Saturday, 27 de July de 2024 ISSN 1519-7670 - Ano 24 - nº 1298

O condomínio e o governador Roriz

DIÁRIOS ASSOCIADOS

Ricardo Noblat (*)

O advogado Luiz Roberto Barroso conseguiu da Justiça um prazo de mais 30 dias para que eu possa me defender no processo de expulsão do Condomínio Acionário dos Diários Associados [veja remissão abaixo]. A expulsão foi pedida por quatro condôminos. Eles alegam que "partidarizei" a linha editorial do Correio Braziliense enquanto dirigi sua Redação, de fevereiro de 1994 a outubro último.
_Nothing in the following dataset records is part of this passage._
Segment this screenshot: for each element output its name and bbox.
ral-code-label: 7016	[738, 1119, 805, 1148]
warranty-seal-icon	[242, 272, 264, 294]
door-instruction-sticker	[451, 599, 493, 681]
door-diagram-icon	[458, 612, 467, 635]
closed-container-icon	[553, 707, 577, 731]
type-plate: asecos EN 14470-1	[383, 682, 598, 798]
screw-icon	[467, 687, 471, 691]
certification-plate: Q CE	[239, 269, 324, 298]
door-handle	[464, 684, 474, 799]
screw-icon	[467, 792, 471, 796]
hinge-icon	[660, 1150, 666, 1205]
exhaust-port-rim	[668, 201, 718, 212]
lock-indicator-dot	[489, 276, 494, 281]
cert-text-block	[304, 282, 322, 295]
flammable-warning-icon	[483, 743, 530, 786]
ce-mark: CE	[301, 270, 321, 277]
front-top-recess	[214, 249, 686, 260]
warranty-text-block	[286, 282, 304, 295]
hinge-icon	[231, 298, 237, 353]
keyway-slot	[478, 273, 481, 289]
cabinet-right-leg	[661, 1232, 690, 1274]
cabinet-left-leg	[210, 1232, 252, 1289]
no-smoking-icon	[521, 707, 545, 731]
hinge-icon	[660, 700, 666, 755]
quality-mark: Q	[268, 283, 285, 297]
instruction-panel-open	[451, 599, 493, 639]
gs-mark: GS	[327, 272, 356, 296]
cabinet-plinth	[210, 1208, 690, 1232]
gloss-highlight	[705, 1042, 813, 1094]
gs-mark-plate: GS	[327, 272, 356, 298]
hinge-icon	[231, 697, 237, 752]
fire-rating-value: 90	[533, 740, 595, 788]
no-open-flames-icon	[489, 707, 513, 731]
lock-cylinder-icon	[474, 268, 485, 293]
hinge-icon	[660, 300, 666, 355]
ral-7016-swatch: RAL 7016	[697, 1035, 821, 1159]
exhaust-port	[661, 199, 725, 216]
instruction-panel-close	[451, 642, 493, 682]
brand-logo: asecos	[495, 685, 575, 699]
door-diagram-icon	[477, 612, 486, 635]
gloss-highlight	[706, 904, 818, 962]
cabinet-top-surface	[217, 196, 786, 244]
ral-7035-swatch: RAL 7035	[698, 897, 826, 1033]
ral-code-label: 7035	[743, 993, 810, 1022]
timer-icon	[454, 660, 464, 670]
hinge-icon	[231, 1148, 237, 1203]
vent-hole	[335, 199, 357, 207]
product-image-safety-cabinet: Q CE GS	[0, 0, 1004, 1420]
Dizem que o jornal foi posto a serviço do PT do ex-governador Cristovam Buarque e que moveu intensa campanha contra o atual governador Joaquim Roriz. Tal postura teria causado prejuízos materiais, financeiros e morais ao jornal. Se a expulsão não for aprovada, eles consideram que o Condomínio acabará extinto por causa de minha ação "desagregadora".

Temos, pois, que se trata de um processo político. De cunho nitidamente político. O governador Joaquim Roriz repetiu ao longo dos últimos quatro anos que transformei o Correio num pasquim do PT. Quatro condôminos propõem minha expulsão do Condomínio sob o mesmo pretexto. Sei que há no Condomínio outras pessoas que pensam da mesma forma.

O Condomínio foi criado por Assis Chateaubriand, fundador dos Diários Associados, para ser dono e administrar o império de comunicação montado por ele. Chateaubriand escolheu 22 executivos do grupo e a eles doou parte de suas ações em jornais, emissoras de rádio e televisão. Quando um condômino morre, outro é eleito pelos demais para substitui-lo.

Fui eleito condômino em abril de 1999 por indicação do jornalista Paulo Cabral de Araújo, presidente à época do Correio e do próprio Condomínio. Fui eleito por unanimidade. Votaram no meu nome inclusive os quatro condôminos que agora dizem no processo de expulsão que jamais comunguei dos ideais de Chateaubriand.

Os ideais listados por Chateaubriand ao criar o Condomínio foram os seguintes: "bem servir"; estimular o "debate dos magnos problemas nacionais" e assegurar "a continuidade da organização". Deixei o Correio no dia em que Paulo Cabral o deixou ? 1? de novembro de 2002. Ele renunciou a seus cargos forçado por uma moção de desconfiança assinada por 13 condôminos.

Estou em Salvador desde então. Fui atraído pela proposta de ajudar a reformar o jornal A Tarde, da família Simões Filho. Trabalho em Salvador de segunda a sexta e passo os fins de semana com minha família, em Brasília. O trabalho está sendo gratificante. Passar a maioria dos meus dias separado da minha família não está sendo gratificante. Menos ainda aos 53 anos de idade.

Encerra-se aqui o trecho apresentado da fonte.